Mohammed Abouzaid, The Symplectic Topology of Stein Manifolds

Weekly Talk: Mohammed Abouzaid, "The Symplectic Topology of Stein Manifolds"
Weekly Talk: Mohammed Abouzaid, "The Symplectic Topology of Stein Manifolds"

Title: The Symplectic Topology of Stein Manifolds
Speaker: Mohammed Abouzaid, Simons Center
Date: Tuesday, April 24, 2012
Time: 1:00pm – 2:00pm
Place: Auditorium Room 103, Simons Center

 

 

 

 

 

Abstract:

The familiar classification of Riemann surfaces by the genus and the number punctures essentially states that each smooth surface admits a complex analytic structure which is unique up to deformation. Moreover, every open Riemann surface admits a proper analytic embedding in affine space.

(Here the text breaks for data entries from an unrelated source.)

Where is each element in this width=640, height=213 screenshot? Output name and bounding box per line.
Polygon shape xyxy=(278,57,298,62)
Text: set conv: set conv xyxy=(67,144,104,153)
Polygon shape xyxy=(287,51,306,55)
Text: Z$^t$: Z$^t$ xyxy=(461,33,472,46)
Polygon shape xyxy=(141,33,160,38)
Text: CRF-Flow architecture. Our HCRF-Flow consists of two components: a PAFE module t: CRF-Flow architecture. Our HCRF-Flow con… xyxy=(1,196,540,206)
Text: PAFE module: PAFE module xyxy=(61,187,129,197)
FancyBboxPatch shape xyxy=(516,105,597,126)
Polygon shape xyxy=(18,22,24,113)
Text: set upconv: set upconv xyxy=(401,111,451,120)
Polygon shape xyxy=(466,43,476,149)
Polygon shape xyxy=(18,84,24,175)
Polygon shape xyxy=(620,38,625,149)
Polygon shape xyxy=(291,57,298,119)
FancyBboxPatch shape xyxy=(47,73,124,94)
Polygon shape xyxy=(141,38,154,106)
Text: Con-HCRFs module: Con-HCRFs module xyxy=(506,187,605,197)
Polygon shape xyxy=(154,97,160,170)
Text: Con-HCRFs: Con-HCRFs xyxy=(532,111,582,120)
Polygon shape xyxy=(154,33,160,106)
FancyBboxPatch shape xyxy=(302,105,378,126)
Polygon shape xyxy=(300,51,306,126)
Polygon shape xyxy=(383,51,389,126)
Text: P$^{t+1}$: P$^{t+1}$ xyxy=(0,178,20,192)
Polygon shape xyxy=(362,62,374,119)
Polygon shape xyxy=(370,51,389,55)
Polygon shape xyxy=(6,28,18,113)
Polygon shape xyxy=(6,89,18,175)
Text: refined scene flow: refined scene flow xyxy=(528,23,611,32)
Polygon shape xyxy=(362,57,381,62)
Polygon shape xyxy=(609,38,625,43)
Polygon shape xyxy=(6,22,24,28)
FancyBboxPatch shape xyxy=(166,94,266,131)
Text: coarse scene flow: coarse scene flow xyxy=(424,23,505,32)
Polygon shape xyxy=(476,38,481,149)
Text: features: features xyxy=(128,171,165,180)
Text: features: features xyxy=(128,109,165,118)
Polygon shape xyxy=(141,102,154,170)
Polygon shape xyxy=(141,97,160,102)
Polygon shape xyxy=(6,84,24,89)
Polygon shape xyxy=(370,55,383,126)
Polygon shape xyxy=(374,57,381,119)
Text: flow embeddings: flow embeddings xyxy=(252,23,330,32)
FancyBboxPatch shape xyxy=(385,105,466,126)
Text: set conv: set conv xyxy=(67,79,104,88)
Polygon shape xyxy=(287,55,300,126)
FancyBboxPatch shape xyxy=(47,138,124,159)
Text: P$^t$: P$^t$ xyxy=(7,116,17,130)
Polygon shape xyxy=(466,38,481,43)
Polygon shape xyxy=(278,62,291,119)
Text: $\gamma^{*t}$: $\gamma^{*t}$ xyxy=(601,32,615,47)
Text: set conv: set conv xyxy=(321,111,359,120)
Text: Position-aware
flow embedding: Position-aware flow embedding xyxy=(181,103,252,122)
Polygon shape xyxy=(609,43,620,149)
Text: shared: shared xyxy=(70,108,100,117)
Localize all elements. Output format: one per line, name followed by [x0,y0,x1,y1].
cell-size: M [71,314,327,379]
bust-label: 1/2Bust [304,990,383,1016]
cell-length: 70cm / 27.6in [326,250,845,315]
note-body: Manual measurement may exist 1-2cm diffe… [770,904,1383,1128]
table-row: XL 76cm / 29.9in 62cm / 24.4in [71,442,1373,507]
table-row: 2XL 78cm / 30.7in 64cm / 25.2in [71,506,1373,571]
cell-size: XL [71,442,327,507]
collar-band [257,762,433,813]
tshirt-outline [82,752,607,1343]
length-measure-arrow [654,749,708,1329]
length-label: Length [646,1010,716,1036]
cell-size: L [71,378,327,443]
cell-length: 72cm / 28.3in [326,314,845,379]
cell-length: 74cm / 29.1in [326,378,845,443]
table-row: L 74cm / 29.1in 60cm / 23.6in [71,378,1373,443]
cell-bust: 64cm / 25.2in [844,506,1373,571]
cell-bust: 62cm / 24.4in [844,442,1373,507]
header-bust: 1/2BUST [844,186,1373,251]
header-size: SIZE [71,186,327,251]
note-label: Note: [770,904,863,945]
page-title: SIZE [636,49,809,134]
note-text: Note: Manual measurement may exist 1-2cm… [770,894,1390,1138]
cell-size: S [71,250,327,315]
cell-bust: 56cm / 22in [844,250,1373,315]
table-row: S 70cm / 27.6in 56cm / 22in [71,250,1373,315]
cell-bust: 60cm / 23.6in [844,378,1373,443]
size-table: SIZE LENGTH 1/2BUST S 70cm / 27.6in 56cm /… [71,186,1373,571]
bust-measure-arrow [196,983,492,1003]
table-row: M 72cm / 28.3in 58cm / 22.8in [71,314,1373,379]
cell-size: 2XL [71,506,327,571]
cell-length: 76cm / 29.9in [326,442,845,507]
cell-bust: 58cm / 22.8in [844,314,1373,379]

In higher dimension, the property of admitting such an embedding distinguishes a class of complex manifolds which are called Stein; they are the analytic analogue of affine varieties. In the early 90’s, Eliashberg proved an existence theorem for Stein structures: he showed that the condition that a manifold admit such a structure is entirely determined by its smooth topology. The question of uniqueness (up deformation), remained open. By making full use of the modern machinery of symplectic topology (i.e. Floer theory and the Fukaya category), the last five years, starting with work of Seidel and Smith (followed by McLean, and Bourgeois-Ekholm-Eliashberg), has seen much progress on resolving the question of uniqueness in the negative. I will particularly focus on the case of Stein structures on manifolds diffeomorphic to euclidean space, and explain some ideas behind the proof that, in real dimensions greater than 10, the set of equivalence classes of such Stein structures (under deformation) maps surjectively to the set of sequences of prime numbers. In particular, it is uncountable.